ZUCCHINI WITH MINT, GARLIC AND WHITE WINE VINEGAR
Recipe by Mark Calaminici | Food Loves Company
For the marinade/dressing
1/2 cup extra virgin olive oil
2-3 tbsp. White wine vinegar
1-2 garlic cloves, sliced or finely chopped
Fresh mint leaves, to taste
Salt, to taste
Freshly cracked pepper, to taste
Chili flakes, to toaste
Zucchini, sliced into 1/4 inch thick rounds
Salt, if pre-salting
Olive oil or neutral oil, for frying
1. Combine all the ingredients for the marinade/dressing in a bowl and mix to combine. Set aside.

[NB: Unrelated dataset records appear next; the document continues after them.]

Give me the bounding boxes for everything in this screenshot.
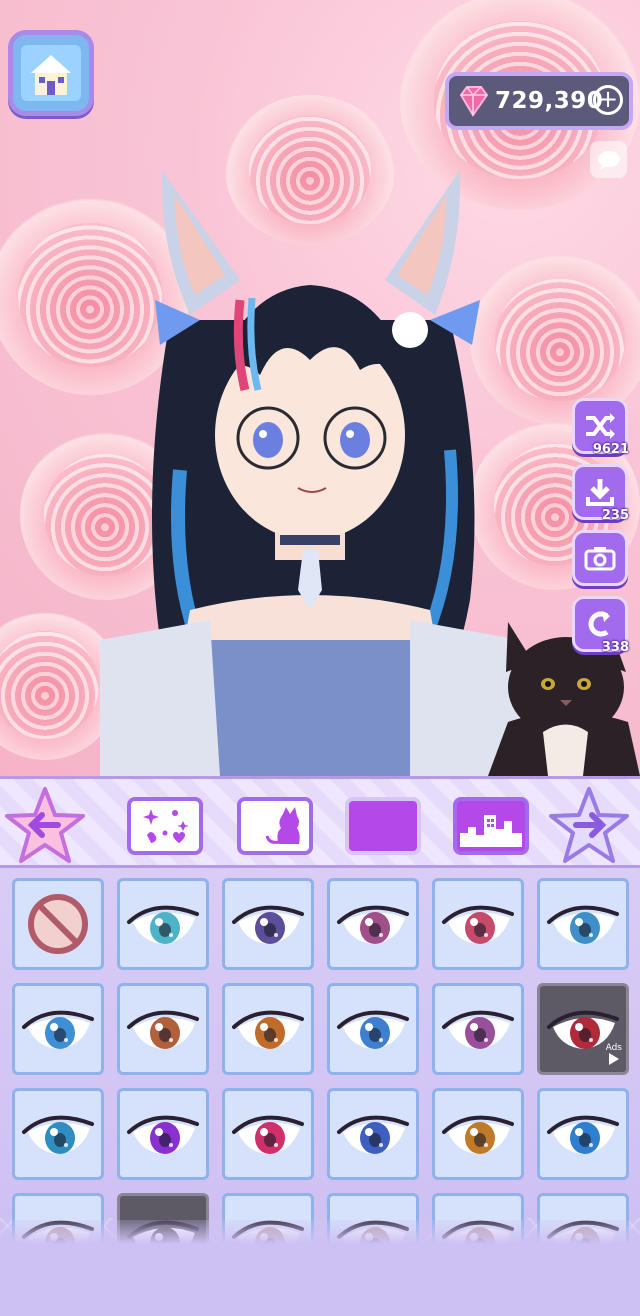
play-icon (608, 1053, 619, 1065)
previous-arrow-button[interactable] (4, 785, 86, 865)
anime-eye-icon (127, 1115, 199, 1154)
eye-option[interactable] (222, 983, 314, 1075)
camera-icon (584, 547, 616, 571)
anime-eye-icon (337, 1010, 409, 1049)
anime-eye-icon (127, 1010, 199, 1049)
eye-option[interactable] (432, 1088, 524, 1180)
anime-eye-icon (442, 1115, 514, 1154)
anime-eye-icon (22, 1010, 94, 1049)
anime-eye-icon (127, 905, 199, 944)
gem-currency-panel: 729,390 + (445, 72, 633, 130)
download-icon (586, 479, 614, 506)
anime-eye-icon (232, 1115, 304, 1154)
anime-eye-icon (442, 905, 514, 944)
eye-option[interactable] (432, 878, 524, 970)
house-icon (21, 45, 81, 101)
anime-eye-icon (442, 1010, 514, 1049)
camera-button[interactable] (572, 530, 628, 586)
scroll-fade (0, 1220, 640, 1316)
eye-option[interactable] (327, 1088, 419, 1180)
anime-eye-icon (547, 1115, 619, 1154)
undo-button[interactable]: 338 (572, 596, 629, 655)
next-arrow-button[interactable] (548, 785, 630, 865)
character-stage: 729,390 + 9621 235 338 (0, 0, 640, 776)
eye-option[interactable] (537, 878, 629, 970)
eye-option[interactable] (117, 1088, 209, 1180)
chat-toggle-button[interactable] (590, 141, 627, 178)
speech-bubble-icon (597, 150, 620, 170)
eye-option-none[interactable] (12, 878, 104, 970)
eye-option[interactable] (117, 878, 209, 970)
undo-count: 338 (601, 640, 629, 655)
shuffle-count: 9621 (592, 442, 629, 457)
download-button[interactable]: 235 (572, 464, 629, 523)
anime-eye-icon (337, 1115, 409, 1154)
tab-background-scene[interactable] (453, 797, 529, 855)
eye-option[interactable] (117, 983, 209, 1075)
tab-pet[interactable] (237, 797, 313, 855)
cat-silhouette-icon (265, 807, 300, 844)
anime-eye-icon (232, 905, 304, 944)
eye-option[interactable] (432, 983, 524, 1075)
ads-badge: Ads (606, 1043, 622, 1068)
anime-eye-icon (547, 905, 619, 944)
download-count: 235 (601, 508, 629, 523)
eye-option[interactable] (222, 1088, 314, 1180)
eye-option[interactable] (222, 878, 314, 970)
home-button[interactable] (8, 30, 94, 116)
add-gems-button[interactable]: + (593, 85, 623, 115)
eye-option[interactable] (12, 983, 104, 1075)
eye-option[interactable] (327, 983, 419, 1075)
eye-option[interactable] (537, 1088, 629, 1180)
tab-stickers[interactable] (127, 797, 203, 855)
tab-background-color[interactable] (345, 797, 421, 855)
category-toolbar (0, 776, 640, 868)
undo-icon (588, 611, 610, 637)
sparkle-stickers-icon (143, 809, 189, 843)
anime-eye-icon (232, 1010, 304, 1049)
color-swatch-icon (353, 804, 413, 848)
shuffle-button[interactable]: 9621 (572, 398, 629, 457)
anime-eye-icon (337, 905, 409, 944)
eye-options-panel: Ads (0, 868, 640, 1316)
ads-label: Ads (605, 1043, 622, 1053)
character-avatar (100, 170, 520, 776)
no-selection-icon (28, 894, 88, 954)
gem-count: 729,390 (495, 88, 604, 114)
gem-icon (459, 86, 489, 117)
anime-eye-icon (22, 1115, 94, 1154)
eye-option-ads[interactable]: Ads (537, 983, 629, 1075)
eye-option[interactable] (327, 878, 419, 970)
city-skyline-icon (458, 803, 524, 849)
shuffle-icon (586, 413, 615, 439)
eye-option[interactable] (12, 1088, 104, 1180)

2. On a wire rack or even in a large bowl, salt the zucchini slices and let sit for about an hour to help release any excess moisture. Just before frying, pat them dry with a paper towel. In a deep pan or pot, add enough oil for frying. Once hot, add zucchini and fry in batches until golden brown and set aside on a plate lined with paper towel. You can season with salt if you skipped the pre-salting process.
3. Place the zucchini in a dish, while still hot or warm. Add the marinade/dressing and mix to combine. Cover and let sit out for a couple hours or in the fridge overnight. Serve cold or at room temperature. You can season with flaky salt when serving.